Im Finale der Herren standen sich Novak Djokovic und Daniil Medvedev gegenüber. Djokovic, der als großer Favorit ins Match gegangen ist, hatte dieses Jahr die große Chance, in allen vier Grand Slam Tournieren zu gewinnen. Das hat vor ihm bis jetzt nur die ehemalige deutsche Tennisspielerin Steffi Graf geschafft. Deswegen wäre das einer der größten Erfolge überhaupt in der Tenniswelt gewesen. Doch Medvedev konnte Djokovic einen Strich durch die Rechnung machen. Und zwar mit drei Sätzen, die er jeweils mit 6:4 gewinnen konnte, entthronte er den Vorjahressieger Dominic Thiem. Der beste Deutsche bei den US Open war Sascha Zverev, der in diesem Sommer bei den Olympischen Spielen Gold geholt hat. Er wurde im Halbfinale in einem Fünfsatz-Krimi von Djokovic geschlagen.

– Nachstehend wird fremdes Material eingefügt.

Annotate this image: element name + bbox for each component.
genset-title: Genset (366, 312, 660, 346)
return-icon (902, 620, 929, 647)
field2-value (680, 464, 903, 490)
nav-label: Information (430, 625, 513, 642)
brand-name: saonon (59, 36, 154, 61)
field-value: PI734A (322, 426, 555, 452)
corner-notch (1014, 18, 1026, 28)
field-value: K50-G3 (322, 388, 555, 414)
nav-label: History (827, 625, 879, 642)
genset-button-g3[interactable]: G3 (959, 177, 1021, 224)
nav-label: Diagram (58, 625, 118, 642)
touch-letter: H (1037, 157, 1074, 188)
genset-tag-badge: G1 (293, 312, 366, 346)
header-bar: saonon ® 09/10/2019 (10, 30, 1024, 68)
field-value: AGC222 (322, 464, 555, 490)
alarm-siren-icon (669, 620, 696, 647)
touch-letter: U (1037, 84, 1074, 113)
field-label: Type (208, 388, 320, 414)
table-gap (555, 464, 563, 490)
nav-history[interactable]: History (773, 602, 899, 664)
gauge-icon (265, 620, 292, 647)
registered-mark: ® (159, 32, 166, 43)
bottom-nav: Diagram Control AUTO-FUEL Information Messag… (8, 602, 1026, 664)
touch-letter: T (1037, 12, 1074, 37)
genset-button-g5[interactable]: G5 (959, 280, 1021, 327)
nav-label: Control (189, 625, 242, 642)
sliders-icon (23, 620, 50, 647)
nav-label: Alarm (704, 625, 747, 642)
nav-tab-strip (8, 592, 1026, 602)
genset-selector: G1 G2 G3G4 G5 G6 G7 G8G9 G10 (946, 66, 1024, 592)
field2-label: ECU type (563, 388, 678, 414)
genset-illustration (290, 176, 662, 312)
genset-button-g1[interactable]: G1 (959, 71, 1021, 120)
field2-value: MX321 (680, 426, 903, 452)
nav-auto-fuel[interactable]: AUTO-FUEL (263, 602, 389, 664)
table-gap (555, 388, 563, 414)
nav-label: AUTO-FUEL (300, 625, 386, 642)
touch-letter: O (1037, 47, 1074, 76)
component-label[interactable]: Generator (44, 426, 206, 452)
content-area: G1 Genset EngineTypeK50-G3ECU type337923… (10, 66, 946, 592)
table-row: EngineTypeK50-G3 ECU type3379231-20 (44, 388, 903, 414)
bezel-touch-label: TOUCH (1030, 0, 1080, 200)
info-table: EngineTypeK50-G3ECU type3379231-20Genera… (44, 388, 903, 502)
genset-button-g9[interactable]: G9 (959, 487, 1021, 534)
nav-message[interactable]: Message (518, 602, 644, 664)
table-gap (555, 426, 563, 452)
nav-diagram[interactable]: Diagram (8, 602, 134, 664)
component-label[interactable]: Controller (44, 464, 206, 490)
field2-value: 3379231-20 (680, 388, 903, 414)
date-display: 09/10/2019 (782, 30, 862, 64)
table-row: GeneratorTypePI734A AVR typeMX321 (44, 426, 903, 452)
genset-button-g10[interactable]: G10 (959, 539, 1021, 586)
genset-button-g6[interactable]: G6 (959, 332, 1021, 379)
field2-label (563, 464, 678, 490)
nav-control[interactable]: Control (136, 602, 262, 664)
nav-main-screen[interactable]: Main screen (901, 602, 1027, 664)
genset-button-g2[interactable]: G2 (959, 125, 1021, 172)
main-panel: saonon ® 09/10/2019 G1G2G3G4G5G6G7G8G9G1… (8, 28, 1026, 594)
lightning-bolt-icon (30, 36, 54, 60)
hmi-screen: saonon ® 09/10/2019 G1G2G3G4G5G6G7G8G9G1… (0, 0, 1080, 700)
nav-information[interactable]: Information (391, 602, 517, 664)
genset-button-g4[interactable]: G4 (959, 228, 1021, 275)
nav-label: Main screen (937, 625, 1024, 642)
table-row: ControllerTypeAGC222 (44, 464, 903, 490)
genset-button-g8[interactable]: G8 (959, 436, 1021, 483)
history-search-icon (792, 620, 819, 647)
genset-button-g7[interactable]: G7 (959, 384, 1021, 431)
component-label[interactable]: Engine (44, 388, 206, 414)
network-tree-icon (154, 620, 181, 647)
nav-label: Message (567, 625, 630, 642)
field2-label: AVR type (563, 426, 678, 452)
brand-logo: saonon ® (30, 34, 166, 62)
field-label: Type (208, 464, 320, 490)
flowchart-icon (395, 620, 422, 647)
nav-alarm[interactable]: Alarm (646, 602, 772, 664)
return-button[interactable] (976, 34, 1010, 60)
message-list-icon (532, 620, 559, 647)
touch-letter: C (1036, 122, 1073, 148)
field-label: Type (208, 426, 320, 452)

Bei den Frauen gab es dann die riesen Überraschung, denn im Finale standen sich Emma Raducanu (18) und Leylah Fernandez (19) gegenüber. Beide sind als völlige Außenseiterinnen ins Turnier gegangen. Am Ende gewann Raducanu dann mit 6:4 und 6:3 und holte sich damit als 1. Britin seit 1965 den US Open Titel. Sie hat in allen ihrer Spiele nicht einen einzigen Satz verloren. Das ist richtig stark und sie geht in die Geschichtsbücher ein.

Es waren also komplett verrückte US Open in diesem Jahr, vielleicht schafft dann ja im nächsten Jahr Sascha Zverev seinem Konkurrenten Daniil Medvedev den Pokal zu entreißen.